A few months after that, Bill happened to visit a small town in Arkansas called Bentonville to evaluate another opportunity with a company called Walmart. He was floored by the spirit of the founder, Sam Walton, and the trust Sam enjoyed with the local community. Sam had come down to pick him up on arrival in a pickup truck along with his entire family, including his dog. They drove him around the town, showed him the Walmart stores, introduced him to the local community, and explained to him their desire to expand their business in other States within the US — such as Iowa, Ohio and so on.

But again, Bill decided to pass up the opportunity second-guessing the idea and what was then a dingy-looking business, although he felt that the people were of very high character and reputable. He felt that the assets and property weren’t sound enough.

Later that year, Bill was evaluating another opportunity with a company called Itel, which was in rail car leasing. The company folk took him to the rail yards, where he was pleased with the size and quality of assets made of real steel.

He became convinced that these assets were very stable and could be banked on, as they would never go away. Then they took him to their headquarters in downtown San Francisco — a 30-storey building with a view of the Golden Gate Bridge, with wonderful interiors, thick carpeting, well dressed executives and secretaries.

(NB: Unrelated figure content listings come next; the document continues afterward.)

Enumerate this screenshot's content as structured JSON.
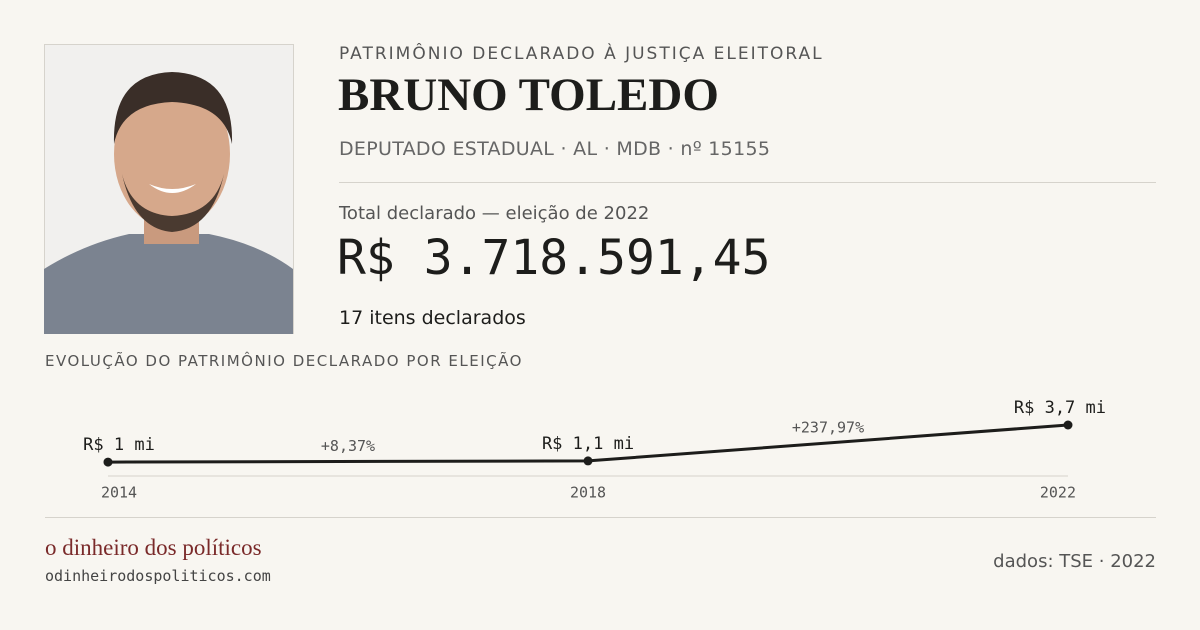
{
  "header": {
    "kicker": "PATRIMÔNIO DECLARADO À JUSTIÇA ELEITORAL",
    "name": "BRUNO TOLEDO",
    "subtitle": "DEPUTADO ESTADUAL · AL · MDB · nº 15155",
    "total_label": "Total declarado — eleição de 2022",
    "total": "R$ 3.718.591,45",
    "items": "17 itens declarados"
  },
  "chart_data": {
    "type": "line",
    "title": "EVOLUÇÃO DO PATRIMÔNIO DECLARADO POR ELEIÇÃO",
    "categories": [
      "2014",
      "2018",
      "2022"
    ],
    "values": [
      1.015,
      1.1,
      3.719
    ],
    "value_labels": [
      "R$ 1 mi",
      "R$ 1,1 mi",
      "R$ 3,7 mi"
    ],
    "changes": [
      8.37,
      237.97
    ],
    "change_labels": [
      "+8,37%",
      "+237,97%"
    ],
    "color": "#1d1d1b"
  },
  "footer": {
    "brand": "o dinheiro dos políticos",
    "url": "odinheirodospoliticos.com",
    "source": "dados: TSE · 2022"
  }
}
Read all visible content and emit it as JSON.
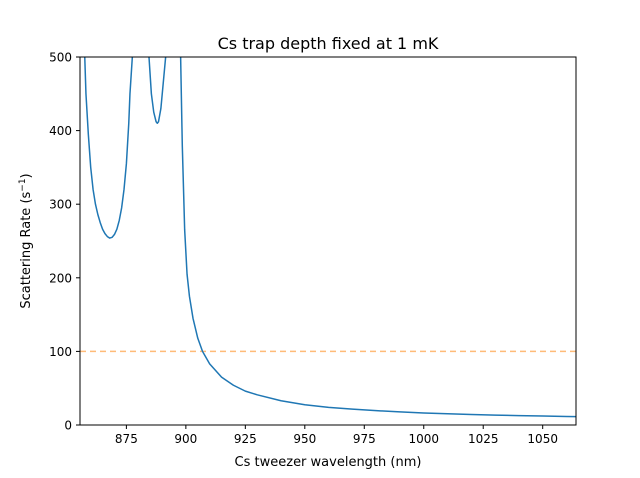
{
  "chart_data": {
    "type": "line",
    "title": "Cs trap depth fixed at 1 mK",
    "xlabel": "Cs tweezer wavelength (nm)",
    "ylabel": "Scattering Rate (s",
    "ylabel_sup": "−1",
    "ylabel_end": ")",
    "xlim": [
      855.5,
      1064
    ],
    "ylim": [
      0,
      500
    ],
    "xticks": [
      875,
      900,
      925,
      950,
      975,
      1000,
      1025,
      1050
    ],
    "yticks": [
      0,
      100,
      200,
      300,
      400,
      500
    ],
    "grid": false,
    "legend": "none",
    "series": [
      {
        "color": "#1f77b4",
        "segments": [
          {
            "x": [
              857.5,
              858,
              859,
              860,
              861,
              862,
              863,
              864,
              865,
              866,
              867,
              868,
              869,
              870,
              871,
              872,
              873,
              874,
              875,
              876,
              876.5,
              877.5
            ],
            "y": [
              500,
              450,
              395,
              350,
              320,
              300,
              286,
              275,
              266,
              260,
              256,
              254,
              255,
              259,
              266,
              278,
              295,
              320,
              355,
              410,
              450,
              500
            ]
          },
          {
            "x": [
              884.5,
              885.5,
              886.5,
              887.5,
              888,
              888.5,
              889.5,
              890.5,
              891.5
            ],
            "y": [
              500,
              450,
              425,
              412,
              410,
              412,
              430,
              465,
              500
            ]
          },
          {
            "x": [
              897.8,
              898.5,
              899.5,
              900.5,
              901.5,
              903,
              905,
              907,
              910,
              915,
              920,
              925,
              930,
              940,
              950,
              960,
              970,
              980,
              990,
              1000,
              1010,
              1020,
              1030,
              1040,
              1050,
              1060,
              1064
            ],
            "y": [
              500,
              380,
              265,
              205,
              175,
              145,
              118,
              100,
              83,
              65,
              54,
              46,
              41,
              33,
              27.5,
              24,
              21.5,
              19.5,
              17.8,
              16.3,
              15.2,
              14.2,
              13.4,
              12.8,
              12.2,
              11.6,
              11.4
            ]
          }
        ]
      }
    ],
    "threshold": {
      "y": 100,
      "color": "#ffbb78",
      "style": "dashed"
    }
  }
}
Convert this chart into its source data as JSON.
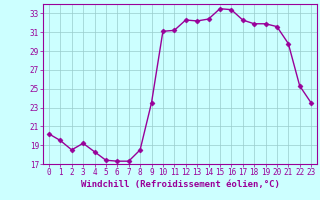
{
  "x": [
    0,
    1,
    2,
    3,
    4,
    5,
    6,
    7,
    8,
    9,
    10,
    11,
    12,
    13,
    14,
    15,
    16,
    17,
    18,
    19,
    20,
    21,
    22,
    23
  ],
  "y": [
    20.2,
    19.5,
    18.5,
    19.2,
    18.3,
    17.4,
    17.3,
    17.3,
    18.5,
    23.5,
    31.1,
    31.2,
    32.3,
    32.2,
    32.4,
    33.5,
    33.4,
    32.3,
    31.9,
    31.9,
    31.6,
    29.8,
    25.3,
    23.5
  ],
  "line_color": "#990099",
  "marker": "D",
  "markersize": 2.5,
  "linewidth": 1.0,
  "background_color": "#ccffff",
  "grid_color": "#99cccc",
  "xlabel": "Windchill (Refroidissement éolien,°C)",
  "xlabel_fontsize": 6.5,
  "tick_fontsize": 5.5,
  "ylim": [
    17,
    34
  ],
  "yticks": [
    17,
    19,
    21,
    23,
    25,
    27,
    29,
    31,
    33
  ],
  "xlim": [
    -0.5,
    23.5
  ],
  "xticks": [
    0,
    1,
    2,
    3,
    4,
    5,
    6,
    7,
    8,
    9,
    10,
    11,
    12,
    13,
    14,
    15,
    16,
    17,
    18,
    19,
    20,
    21,
    22,
    23
  ]
}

After looking at the impressive package if it all, Bill finally decided to invest in the company. Within six months, the company was bankrupt.

Business based on trust

Much later when Bill was reading about J. P. Morgan, he recognised the common thread to his three mistakes, which included both errors of commission and omission.

Morgan basically argued that “Lending is not based on money or property; lending is based on character — on character first sir”, during the landmark congressional testimony in the early 1900s.

Bill then realised what he had missed — the importance of people and their character — since a financial transaction is primarily based on trust and trust alone. He had earlier chosen to rely on the flash, which only resulted in him losing money.

Ever since, PIMCO has not forgotten this key lesson and Bill continues to hang the portrait of J. P. Morgan along with the famous saying on the wall in his office.

Bill claims that it is in fact this lesson that he learnt in the eighties — the importance of character as opposed to property or collateral — that held him in good stead when he chose to avoid investing in subprime.

The broader implication of character is the value system and governance within organisations.

There’s a very pertinent lesson to be learnt here for businessmen, entrepreneurs, corporate executives and investors alike.

Today there are many companies which seem to believe that profit comes directly from raising equity at unreasonably high valuations and not something that gets generated after deploying capital judiciously for generating revenues and after paying out all expenses including taxes.

Value system

Taking off from Buffett, in my opinion, over the short term, the market may behave like a voting machine and reward companies/individuals with flash, but over the long term — and I am talking about organisations that have survived many generations — a strong value system is vital for surviving and thriving in the world of business.

Those that retain it like the Tatas go on, while those that lose it somewhere along the way, a la Lehman, collapse.

Of course, the underlying assumption is that the political and legal framework provides an even playing field for companies/individuals with character — whether it does or does not is another subject altogether!

I’ll conclude with another saying by Warren Buffett — “I look for three things when hiring people. The first is personal integrity, the second is intelligence, and the third is a high energy level. But, if you don’t have the first, the other two will kill you.”